There are books I have known and loved over the years, seeking out and re-reading again and again. Oddly enough, some old favorites haven’t been re-visited in some time - it’s been years since I drifted away from my annual reading of the Hobbit and LOTR trilogy. Time. I find I don’t read the way I once did.
There was a time I’d come home from the library with an armful of books, and have it done in a week. I measured my days in how many books per day I read. A day without a full book in it was a very busy day, indeed. Now?
Well. I’m not going to say there aren’t days with multiple books in them. They are passing rare, though, and only when I’m too ill to do anything but escape into the portal of pages, curling up under the covers until I’ve recovered enough to take back up my responsibilities. Binging books is a pleasure, when I can indulge.
Most of the time, I work at a book in small sips, and often rotate through non-fiction titles nibbling at dense topics as I can, and taking time to digest the information I’ve taken in. Fiction is… difficult. Reading new fiction requires pathways in my brain that are, for lack of a better way to express this, painful. I tend to retreat onto familiar ground, reaching for favorite books rather than exploring new worlds.
I know I’m not alone in this. Many people have shared their favorites with me. I’d love to hear what yours are. Mine depend on mood. When asked for my favorite book, I’ll freeze up for a moment. I’m thinking. My choice will be guided by the day, the time, the place, and what I’ve been reading recently.

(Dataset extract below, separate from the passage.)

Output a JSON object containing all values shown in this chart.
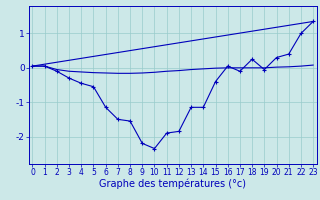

Today? I’ve been re-reading the last of Alma Boykin’s Familiar Generations books, the carry-on from the long-funning Familiars series, a really fun and comforting set of stories that feel like they are old favorites even if they are all less than a decade old. This last week(s)? I’ve been hanging out with an old, old friend, one Albert Campion, a creation of Margery Allingham. I first found him with Tiger in the Smoke, in a tatty paperback at a thrift shop when I was perhaps 14. Which is about the time I made another lifelong friend in the books of Dorothy Sayers’, who remains my all-time favorite author. Busman’s Honeymoon is a book I’ll come back to again and again, with all the satisfaction in a happy ending that is, nonetheless, the realest of all romances: learning to live together.
Next week? Tomorrow? I don’t know. I haven’t thought that far ahead. Also, I have some non-fiction to burrow into, like the book wyrm I am.
How about you? What’s your current comfort? What books do you find draw you back into their warm embrace, and why? What books used to be favorites, and have faded from your memories into will o’ wisp pages of smoke dancing through your subconscious?
You can tell my stress levels are high when I'm reading a Heyer Regency romance. The comfort level below that is Bujold's books.
The Trustee From the Toolroom and A Town Like Alice by Nevil Shute. The Amelia Peabody series by Elizabeth Peters.
Patricia Briggs.
Allingham. Heyer. Sometimes just for scenes.